Пропагандой безопасного секса, которой в Европе придавали решающее значение, государственные антиспидовские организации практически не занимались. Непонимание того, что мы имеем дело с социальной проблемой, которой наряду с медиками должны заниматься и обществоведы, и желание сохранить монополию на решение всех вопросов СПИДа привели к тому, что страна не сумела выработать продуманную социальную политику в этом вопросе.
Поняв, что с государственной медициной кашу не сваришь, общественность попыталась взять антиспидовскую пропаганду и помощь ВИЧ-инфицированным в собственные руки, создав для этого ряд добровольных общественных фондов и ассоциаций. Но, как и в остальных сферах постсоветской общественной деятельности, антиспидовские некоммерческие организации были разобщены и не всегда достаточно профессиональны, для некоторых людей борьба со СПИДом стала удобной кормушкой.
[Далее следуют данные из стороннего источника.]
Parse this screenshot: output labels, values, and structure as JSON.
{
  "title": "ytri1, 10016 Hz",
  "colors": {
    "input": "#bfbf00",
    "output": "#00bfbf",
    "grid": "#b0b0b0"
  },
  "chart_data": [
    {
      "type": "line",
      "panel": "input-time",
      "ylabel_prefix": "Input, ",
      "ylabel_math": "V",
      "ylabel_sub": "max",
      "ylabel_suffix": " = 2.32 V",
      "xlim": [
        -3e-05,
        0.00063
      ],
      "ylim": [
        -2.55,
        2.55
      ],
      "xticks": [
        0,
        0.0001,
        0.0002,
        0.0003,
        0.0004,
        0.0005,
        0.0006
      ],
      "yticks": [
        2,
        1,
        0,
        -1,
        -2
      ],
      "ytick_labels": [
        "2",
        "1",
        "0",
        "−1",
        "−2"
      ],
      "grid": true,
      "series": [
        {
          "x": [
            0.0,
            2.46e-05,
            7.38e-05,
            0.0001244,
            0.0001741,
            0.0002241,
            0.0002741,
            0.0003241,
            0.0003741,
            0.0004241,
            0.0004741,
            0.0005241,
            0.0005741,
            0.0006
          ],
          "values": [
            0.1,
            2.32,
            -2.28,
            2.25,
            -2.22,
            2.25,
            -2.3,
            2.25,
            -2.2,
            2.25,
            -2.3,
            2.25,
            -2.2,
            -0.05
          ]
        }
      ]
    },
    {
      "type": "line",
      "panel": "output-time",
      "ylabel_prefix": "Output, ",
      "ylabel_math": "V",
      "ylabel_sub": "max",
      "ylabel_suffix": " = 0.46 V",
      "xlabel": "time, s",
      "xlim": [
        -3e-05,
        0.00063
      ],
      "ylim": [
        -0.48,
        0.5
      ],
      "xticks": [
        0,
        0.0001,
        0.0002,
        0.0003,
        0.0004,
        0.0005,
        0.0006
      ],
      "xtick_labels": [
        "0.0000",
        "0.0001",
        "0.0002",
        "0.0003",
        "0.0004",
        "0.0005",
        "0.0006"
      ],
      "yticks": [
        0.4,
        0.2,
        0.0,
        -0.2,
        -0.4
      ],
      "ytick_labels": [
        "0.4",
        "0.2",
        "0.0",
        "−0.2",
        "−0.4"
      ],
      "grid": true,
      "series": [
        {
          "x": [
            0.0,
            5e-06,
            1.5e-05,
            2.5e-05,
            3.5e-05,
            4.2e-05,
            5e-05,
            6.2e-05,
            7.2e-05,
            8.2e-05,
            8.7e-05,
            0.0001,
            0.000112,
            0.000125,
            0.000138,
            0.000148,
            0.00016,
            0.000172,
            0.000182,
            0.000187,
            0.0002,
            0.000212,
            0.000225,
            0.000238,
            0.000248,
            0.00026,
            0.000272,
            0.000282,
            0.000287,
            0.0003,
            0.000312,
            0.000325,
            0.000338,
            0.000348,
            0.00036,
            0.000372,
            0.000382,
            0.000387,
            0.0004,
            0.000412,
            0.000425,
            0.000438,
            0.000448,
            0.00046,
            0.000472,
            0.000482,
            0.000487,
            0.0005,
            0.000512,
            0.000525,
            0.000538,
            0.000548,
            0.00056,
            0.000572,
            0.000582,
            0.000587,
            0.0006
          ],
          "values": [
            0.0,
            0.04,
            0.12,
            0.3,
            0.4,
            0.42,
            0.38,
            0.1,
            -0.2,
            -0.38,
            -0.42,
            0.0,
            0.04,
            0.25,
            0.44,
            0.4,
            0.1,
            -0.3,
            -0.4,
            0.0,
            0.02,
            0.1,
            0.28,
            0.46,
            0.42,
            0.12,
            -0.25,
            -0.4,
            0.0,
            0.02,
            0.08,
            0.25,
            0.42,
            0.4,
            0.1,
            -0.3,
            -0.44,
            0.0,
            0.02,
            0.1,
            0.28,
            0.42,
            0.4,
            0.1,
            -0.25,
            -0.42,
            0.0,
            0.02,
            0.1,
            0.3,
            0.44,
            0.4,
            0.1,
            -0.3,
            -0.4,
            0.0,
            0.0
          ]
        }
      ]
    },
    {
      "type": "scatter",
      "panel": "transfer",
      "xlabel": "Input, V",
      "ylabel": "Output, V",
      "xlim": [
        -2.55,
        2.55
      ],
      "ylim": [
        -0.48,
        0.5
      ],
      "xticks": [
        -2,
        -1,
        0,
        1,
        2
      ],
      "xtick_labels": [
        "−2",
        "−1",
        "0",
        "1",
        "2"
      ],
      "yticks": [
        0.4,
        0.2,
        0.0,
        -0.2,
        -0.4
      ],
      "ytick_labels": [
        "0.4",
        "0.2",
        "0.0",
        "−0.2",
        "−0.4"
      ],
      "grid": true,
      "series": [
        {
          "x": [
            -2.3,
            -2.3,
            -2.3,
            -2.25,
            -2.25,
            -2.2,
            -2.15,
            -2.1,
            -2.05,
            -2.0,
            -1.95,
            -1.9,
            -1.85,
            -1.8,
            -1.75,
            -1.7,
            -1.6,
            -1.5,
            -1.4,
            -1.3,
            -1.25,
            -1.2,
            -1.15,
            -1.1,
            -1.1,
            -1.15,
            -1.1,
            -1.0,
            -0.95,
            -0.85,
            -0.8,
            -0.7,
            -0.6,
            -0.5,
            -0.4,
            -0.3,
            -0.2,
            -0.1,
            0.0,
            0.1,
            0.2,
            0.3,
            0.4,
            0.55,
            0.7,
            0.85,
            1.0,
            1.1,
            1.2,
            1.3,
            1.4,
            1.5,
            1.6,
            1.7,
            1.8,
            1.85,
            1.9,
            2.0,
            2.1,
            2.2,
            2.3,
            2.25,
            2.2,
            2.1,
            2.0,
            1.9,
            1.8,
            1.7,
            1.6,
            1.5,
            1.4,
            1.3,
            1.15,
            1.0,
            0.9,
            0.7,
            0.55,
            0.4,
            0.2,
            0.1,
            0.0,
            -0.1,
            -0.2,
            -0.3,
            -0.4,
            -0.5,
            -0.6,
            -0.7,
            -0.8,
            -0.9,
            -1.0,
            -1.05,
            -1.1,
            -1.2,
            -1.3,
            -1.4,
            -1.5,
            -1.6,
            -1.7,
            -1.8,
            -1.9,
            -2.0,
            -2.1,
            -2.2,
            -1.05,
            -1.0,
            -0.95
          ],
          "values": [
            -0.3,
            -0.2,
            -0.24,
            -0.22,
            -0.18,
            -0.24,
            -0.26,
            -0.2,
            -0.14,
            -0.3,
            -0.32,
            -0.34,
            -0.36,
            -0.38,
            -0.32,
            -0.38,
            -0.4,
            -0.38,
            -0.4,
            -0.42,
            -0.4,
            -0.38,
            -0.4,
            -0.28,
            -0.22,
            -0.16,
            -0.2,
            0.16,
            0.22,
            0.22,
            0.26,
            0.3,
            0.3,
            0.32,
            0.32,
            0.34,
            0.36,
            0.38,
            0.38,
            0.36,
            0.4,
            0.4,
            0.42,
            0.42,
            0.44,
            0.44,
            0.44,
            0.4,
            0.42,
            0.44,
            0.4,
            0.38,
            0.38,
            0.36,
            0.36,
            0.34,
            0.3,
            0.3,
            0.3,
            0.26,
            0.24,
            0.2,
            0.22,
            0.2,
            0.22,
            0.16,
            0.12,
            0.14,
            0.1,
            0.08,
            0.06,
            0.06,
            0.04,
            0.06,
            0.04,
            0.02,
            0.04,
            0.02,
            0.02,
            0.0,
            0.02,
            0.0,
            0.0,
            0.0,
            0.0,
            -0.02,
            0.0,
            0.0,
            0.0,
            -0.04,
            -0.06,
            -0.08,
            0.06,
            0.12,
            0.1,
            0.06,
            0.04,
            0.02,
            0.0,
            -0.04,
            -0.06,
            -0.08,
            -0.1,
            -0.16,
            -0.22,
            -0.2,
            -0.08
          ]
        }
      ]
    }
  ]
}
В 1995 г. В. В. Покровский косвенно признал ошибочность прежней стратегии и стал доказывать необходимость «срочно, специальным образом, готовить или переподготавливать кадры, перебрасывая их на профилактику... Нужны люди, способные не только читать лекции студентам, но и соответствующим образом беседовать с гомосексуалистами, проститутками, наркоманами, бродягами». Однако тут же делалась оговорка, что обучать россиян безопасному сексу нужно «в формах, соответствующих традиционным представлениям наших народов, а не заимствованным у других культур» (Покровский, 1995). Где искать эти древние, но вечно живые формы? В боярской думе или крестьянской общине? Или имеются в виду холерные бунты?
В новом столетии ситуация не улучшилась. По официальным данным ООН, в 2007 г. оценочное число людей, живущих с ВИЧ в Восточной Европе и Центральной Азии, увеличилось до 1,5 млн чел.; почти 90% из них живут либо в Российской Федерации (69%), либо в Украине (29%). По оценкам, в 2007 г. число людей, заразившихся ВИЧ в этом регионе, составило 110 тыс., в то время как от СПИДа умерли около 58 тыс. человек. Эпидемия ВИЧ в Российской Федерации, самая крупная на данный момент в этом регионе, продолжает нарастать.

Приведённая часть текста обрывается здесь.